Indie casts and iTunes

For the record, the iTunes Music Store started listing podcasts on June 28, 2005. Yet just a month later, its list of top 100 podcasts has become the emerging medium's de facto standard of success, akin to the Billboard charts or the New York Times best seller list (and, to a lesser extent, Amazon sales rank).

BusinessWeek assesses how Apple Computer has, once again, upended things and completely changed the podcasting landscape:

In one of the shortest trajectories yet for a new Internet technology, podcasting has gone from the hands of indie developers to media giants in less than a year. Credit Apple. With typical finesse, it has created a centralized, easy-to-use service on iTunes that makes it a snap to find and listen to podcasts, the audio recordings that can be downloaded from the Net and played on a computer or portable music player. Apple also put out a new version of the iTunes software, which makes it easy for people to create their own podcasts, and invited all to post their creations on the site. Indie podcasters such as [Cinecast's Adam Kempenaar and Sam Hallgren] rejoiced, ready for the mainstream to embrace the technology they had championed.

But the reality isn't so simple. Apple's service, though just over a month old, is already changing the dynamics of the field. It has helped legitimize the medium, drawing traditional giants, from Ebert & Roeper parent Walt Disney to Dow Jones and News Corp. As they join iTunes, they're squeezing out many of the do-it-yourselfers who evangelized podcasting. Once a podcast drops off the top 100 list, it's almost impossible for a casual visitor to find it. For Kempenaar, the future is clear: "It will be harder for a new indie podcaster to get an audience."

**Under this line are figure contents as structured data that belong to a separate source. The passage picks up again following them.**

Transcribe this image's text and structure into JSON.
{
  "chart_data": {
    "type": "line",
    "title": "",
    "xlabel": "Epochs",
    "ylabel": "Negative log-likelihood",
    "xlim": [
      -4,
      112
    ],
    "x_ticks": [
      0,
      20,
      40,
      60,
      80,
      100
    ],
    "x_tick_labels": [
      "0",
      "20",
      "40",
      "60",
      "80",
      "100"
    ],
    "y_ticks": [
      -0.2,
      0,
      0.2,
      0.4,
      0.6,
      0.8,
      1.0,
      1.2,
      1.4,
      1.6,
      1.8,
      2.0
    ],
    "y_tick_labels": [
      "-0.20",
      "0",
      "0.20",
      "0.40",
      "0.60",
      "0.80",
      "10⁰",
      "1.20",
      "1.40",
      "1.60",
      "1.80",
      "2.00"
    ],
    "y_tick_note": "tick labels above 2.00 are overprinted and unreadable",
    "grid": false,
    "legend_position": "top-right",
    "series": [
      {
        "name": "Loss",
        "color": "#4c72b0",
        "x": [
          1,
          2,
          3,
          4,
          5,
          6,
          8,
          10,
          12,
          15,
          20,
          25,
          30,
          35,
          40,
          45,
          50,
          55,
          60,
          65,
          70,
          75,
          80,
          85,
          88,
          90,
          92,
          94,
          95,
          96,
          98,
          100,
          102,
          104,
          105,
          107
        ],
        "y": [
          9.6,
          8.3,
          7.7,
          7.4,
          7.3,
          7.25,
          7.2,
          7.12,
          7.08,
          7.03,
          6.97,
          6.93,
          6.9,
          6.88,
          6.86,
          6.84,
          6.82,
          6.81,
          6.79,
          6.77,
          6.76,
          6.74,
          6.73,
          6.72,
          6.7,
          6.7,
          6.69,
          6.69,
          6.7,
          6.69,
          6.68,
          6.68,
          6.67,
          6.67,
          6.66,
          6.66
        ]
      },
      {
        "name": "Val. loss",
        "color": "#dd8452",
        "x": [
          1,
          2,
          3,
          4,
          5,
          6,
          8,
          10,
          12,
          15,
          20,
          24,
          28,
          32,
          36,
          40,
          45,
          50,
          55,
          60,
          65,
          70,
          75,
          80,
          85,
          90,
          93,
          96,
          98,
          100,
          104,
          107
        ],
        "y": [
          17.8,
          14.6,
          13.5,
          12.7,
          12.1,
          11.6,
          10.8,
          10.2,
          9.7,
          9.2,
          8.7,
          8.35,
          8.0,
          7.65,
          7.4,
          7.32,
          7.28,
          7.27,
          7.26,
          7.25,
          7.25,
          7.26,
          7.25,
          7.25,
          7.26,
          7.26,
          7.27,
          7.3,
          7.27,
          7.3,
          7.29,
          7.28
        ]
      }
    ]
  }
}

The article goes on to outline the tactics indie 'casters are using to market themselves beyond iTunes, and even offers some tips on how they might carve out successful niches.

On a related note, comments to Heather Green's post on this subject at BusinessWeek Onine's Blogspotting point out that traffic for indie podcasts has still gone up because of Apple, even if they don't draw as big an audience as corporate brands.